Fast-forward 80 years to the present day. “Organic” foods can be found everywhere — in Walmart…. in Costco….. even brands such as Perdue Chicken have an “organic” line. Yes, these products are certified as “organic” because they have adhered to the various guidelines required. First, and foremost, this means the products should be clean of herbicides and pesticides — this is what most people think of as”organic.” Obviously, these products are better for us and the environment than conventionally farmed ones, but something of the original spirit and intent has been lost. In a nutshell, when we begin industrializing the production of these products, that beautiful idea of “farm as an organism” evaporates.
When evaluating agricultural procucts, I like to look at production quantities first — this is the whole point of industrialization — to increase quantity! An example: a single farmer produces eggs for sale at a farmer’s market. He has 40 chickens that run around eating bugs in the garden and leaving manure throughout. This is along the lines of a “farm as an organism” — it is a holistic being with all sorts of symbiotic relationships. The other side of the coin would be mass produced, industrialized “organic” eggs. Here you find thousands of birds locked in cages, fed the cheapest food possible (to keep overhead to a minimum), living in very unhealthy conditions…. you get the picture. This is not a holistic, “farm as an organism” setting.

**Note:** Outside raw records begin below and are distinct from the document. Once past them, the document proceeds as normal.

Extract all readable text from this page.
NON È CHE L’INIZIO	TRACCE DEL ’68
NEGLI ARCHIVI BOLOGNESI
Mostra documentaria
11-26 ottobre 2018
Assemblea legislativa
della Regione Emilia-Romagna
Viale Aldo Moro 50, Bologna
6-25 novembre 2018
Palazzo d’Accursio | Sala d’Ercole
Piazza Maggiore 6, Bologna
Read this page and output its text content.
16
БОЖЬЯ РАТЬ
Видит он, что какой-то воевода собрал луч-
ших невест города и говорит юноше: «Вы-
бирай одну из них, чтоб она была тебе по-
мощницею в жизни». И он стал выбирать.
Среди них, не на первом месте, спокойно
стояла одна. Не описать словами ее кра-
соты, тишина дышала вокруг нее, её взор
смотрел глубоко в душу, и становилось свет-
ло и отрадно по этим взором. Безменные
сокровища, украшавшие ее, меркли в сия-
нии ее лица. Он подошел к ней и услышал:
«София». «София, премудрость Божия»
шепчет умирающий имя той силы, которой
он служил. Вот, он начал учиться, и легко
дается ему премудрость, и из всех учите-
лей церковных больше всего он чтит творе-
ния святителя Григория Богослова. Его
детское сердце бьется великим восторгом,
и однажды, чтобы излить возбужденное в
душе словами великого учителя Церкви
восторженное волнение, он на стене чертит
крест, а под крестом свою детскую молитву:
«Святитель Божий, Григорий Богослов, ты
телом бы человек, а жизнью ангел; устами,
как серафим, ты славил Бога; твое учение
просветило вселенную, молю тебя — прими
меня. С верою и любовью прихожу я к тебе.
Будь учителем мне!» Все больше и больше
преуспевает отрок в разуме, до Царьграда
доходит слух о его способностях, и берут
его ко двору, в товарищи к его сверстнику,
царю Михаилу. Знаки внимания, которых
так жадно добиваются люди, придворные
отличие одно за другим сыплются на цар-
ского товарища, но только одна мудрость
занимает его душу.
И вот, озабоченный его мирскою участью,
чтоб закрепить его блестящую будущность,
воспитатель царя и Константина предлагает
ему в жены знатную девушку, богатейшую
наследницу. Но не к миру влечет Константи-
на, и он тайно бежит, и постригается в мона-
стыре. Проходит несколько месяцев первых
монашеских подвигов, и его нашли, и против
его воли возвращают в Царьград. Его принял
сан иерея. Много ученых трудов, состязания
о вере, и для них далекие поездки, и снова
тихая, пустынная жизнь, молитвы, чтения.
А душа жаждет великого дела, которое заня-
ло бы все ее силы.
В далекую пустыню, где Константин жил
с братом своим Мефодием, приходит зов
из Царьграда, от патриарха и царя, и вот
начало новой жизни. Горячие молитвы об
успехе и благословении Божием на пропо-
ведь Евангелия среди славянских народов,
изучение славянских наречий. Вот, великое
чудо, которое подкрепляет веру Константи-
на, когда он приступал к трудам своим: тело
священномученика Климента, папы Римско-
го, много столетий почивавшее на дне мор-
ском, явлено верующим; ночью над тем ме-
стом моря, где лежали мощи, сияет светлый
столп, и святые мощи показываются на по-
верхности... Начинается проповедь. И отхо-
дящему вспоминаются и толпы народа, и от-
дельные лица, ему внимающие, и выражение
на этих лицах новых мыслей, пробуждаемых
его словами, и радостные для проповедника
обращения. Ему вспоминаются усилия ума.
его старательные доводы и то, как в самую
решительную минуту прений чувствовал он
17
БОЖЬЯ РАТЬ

So, when is that threshold crossed? When do production numbers obliterate the original concept of “organic?” I can’t say. But I do know that the use of the term “organic” has been recuperated by big industry and know it means nothing. The same has been happening in the “biodynamic” world, where this term has been recuperated as well. Being “biodynamic” is so much more than merely utilizing the various preparations and using the calendar. Keep your eyes open and mark my word, we will see more and more “biodynamic” products popping up in the industrialized sector.
So…. what’s this have to do with wine? Wine is a difficult product to scrutinize. There is no ingredient label on a bottle of wine. Unless we are fortunate enough to visit where the wine is made, we really know very little about the farming practices. So, for me, I like to know quantities produced. “Biodynamic” is an intimate art, and if the farm is too large all that vital energy fades. Large farms are mono-crops, and mono-crops are the antitheses of holistic farming.
Don’t be fooled by labels. I guarantee you, there is a marketing meeting happening at E&J Gallo as we speak, and the guys in suits are talking about a “biodynamic” line. If you can’t meet your wine maker directly, at least know where the agenda of the importer/distributor lies.